RAM is a division of Rockefeller Capital Management. At the end of December 2020, RAM managed US$11.2 billion in assets, including ESG equity strategies and fixed income strategies, serving institutional investors, high net-worth individuals and families. According to RAM, all three of its sustainable products are available in the European market through the Rockefeller Capital Management UCITS ICAV platform. Archipelago Partners assists the investment managers with the marketing of their funds and managed accounts in the Nordics, where the funds are available to institutional and retail investors in the region.
“We are seeing growing demand in Europe for thematic investing, driven by concern about climate change, especially in the Nordic Region, which has been at the forefront of sustainable investing,” says Chip Montgomery, Head of Business Development and Corporate Strategy. “Gjensidigestiftelsen, the largest Norwegian financial foundation, is a cornerstone investor in the fund. We are proud that the fund could play a small part in the great work that Gjensidigestiftelsen is doing to promote health and safety initiatives.”
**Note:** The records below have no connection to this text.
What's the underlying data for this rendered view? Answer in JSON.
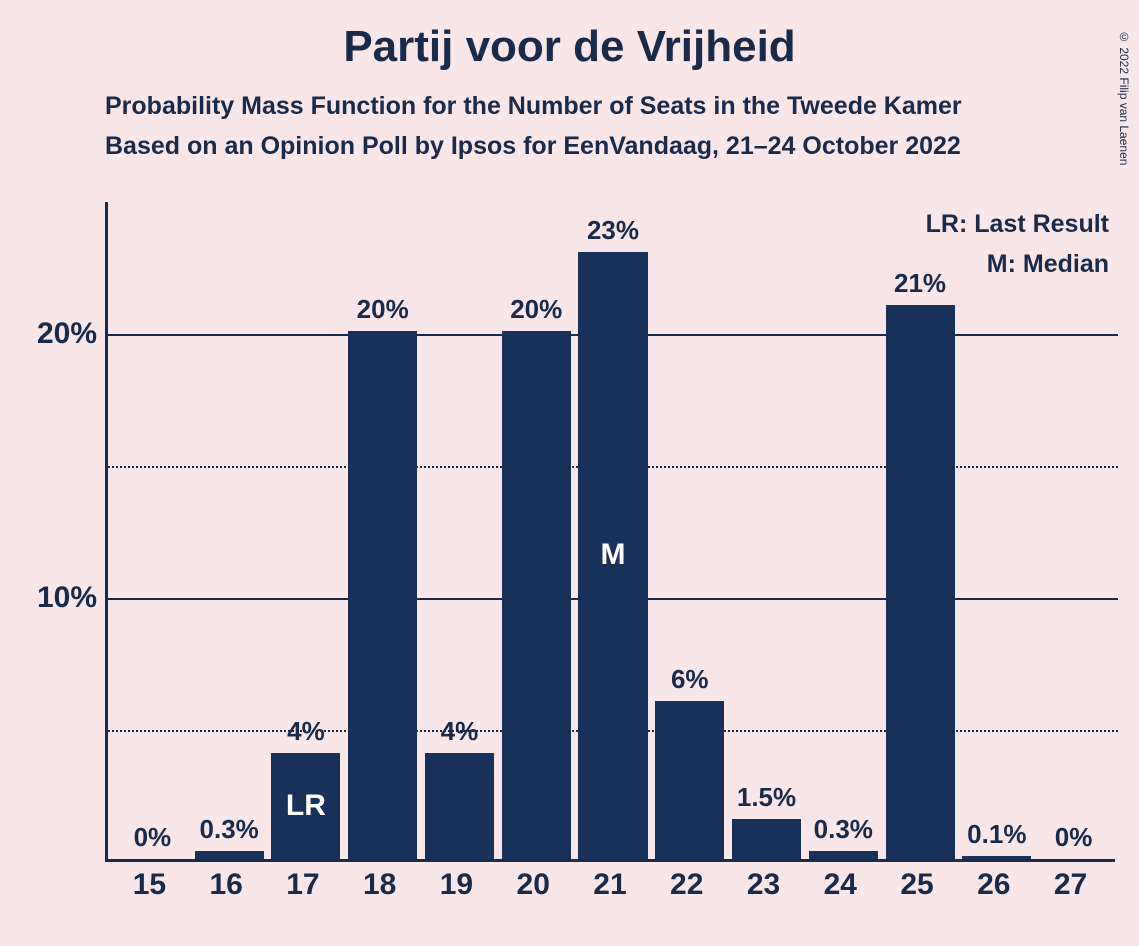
{
  "copyright": "© 2022 Filip van Laenen",
  "title": "Partij voor de Vrijheid",
  "subtitle_line1": "Probability Mass Function for the Number of Seats in the Tweede Kamer",
  "subtitle_line2": "Based on an Opinion Poll by Ipsos for EenVandaag, 21–24 October 2022",
  "legend_line1": "LR: Last Result",
  "legend_line2": "M: Median",
  "chart": {
    "type": "bar",
    "background_color": "#f8e6e8",
    "bar_color": "#18315b",
    "text_color": "#1a2a4a",
    "inner_label_color": "#ffffff",
    "ymax_pct": 25,
    "gridlines": [
      {
        "pct": 20,
        "style": "solid",
        "label": "20%"
      },
      {
        "pct": 15,
        "style": "dotted",
        "label": ""
      },
      {
        "pct": 10,
        "style": "solid",
        "label": "10%"
      },
      {
        "pct": 5,
        "style": "dotted",
        "label": ""
      }
    ],
    "bars": [
      {
        "x": "15",
        "value_pct": 0,
        "label": "0%",
        "inner": ""
      },
      {
        "x": "16",
        "value_pct": 0.3,
        "label": "0.3%",
        "inner": ""
      },
      {
        "x": "17",
        "value_pct": 4,
        "label": "4%",
        "inner": "LR"
      },
      {
        "x": "18",
        "value_pct": 20,
        "label": "20%",
        "inner": ""
      },
      {
        "x": "19",
        "value_pct": 4,
        "label": "4%",
        "inner": ""
      },
      {
        "x": "20",
        "value_pct": 20,
        "label": "20%",
        "inner": ""
      },
      {
        "x": "21",
        "value_pct": 23,
        "label": "23%",
        "inner": "M"
      },
      {
        "x": "22",
        "value_pct": 6,
        "label": "6%",
        "inner": ""
      },
      {
        "x": "23",
        "value_pct": 1.5,
        "label": "1.5%",
        "inner": ""
      },
      {
        "x": "24",
        "value_pct": 0.3,
        "label": "0.3%",
        "inner": ""
      },
      {
        "x": "25",
        "value_pct": 21,
        "label": "21%",
        "inner": ""
      },
      {
        "x": "26",
        "value_pct": 0.1,
        "label": "0.1%",
        "inner": ""
      },
      {
        "x": "27",
        "value_pct": 0,
        "label": "0%",
        "inner": ""
      }
    ]
  }
}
Launched nine years ago, the Climate Solutions Strategy is the result of a collaboration between RAM and The Ocean Foundation (TOF), a non-profit dedicated to conserving ocean environments around the world. Mark J. Spalding, the President of TOF, and his team help bridge the gap between science and investing by advising the portfolio managers and contributing to the engagement process.
The Rockefeller Climate Solutions UCITS is co-managed by Casey Clark, CFA, and Rolando Morillo, who lead RAM’s thematic equity strategies. It takes a high conviction, bottom-up approach focusing on companies with significant revenue exposure to key environmental sectors such as renewable energy, energy efficiency, water, waste management, pollution control, food & sustainable agriculture, healthcare mitigation, and climate support services. The strategy is only now being broadly marketed to outside investors. Over the past five years, it has outperformed the MSCI ACWI Index by 18.59% (on a net basis) in 2020 and 4.27% on an annualized basis.
“Climate change is becoming a defining issue of our time. We believe investors can generate alpha and positive outcomes by investing in companies producing climate mitigation or adaption solutions with distinct competitive advantages, clear growth catalysts, strong management teams, and attractive earnings potential,” says Rolando Morillo, Fund Portfolio Manager.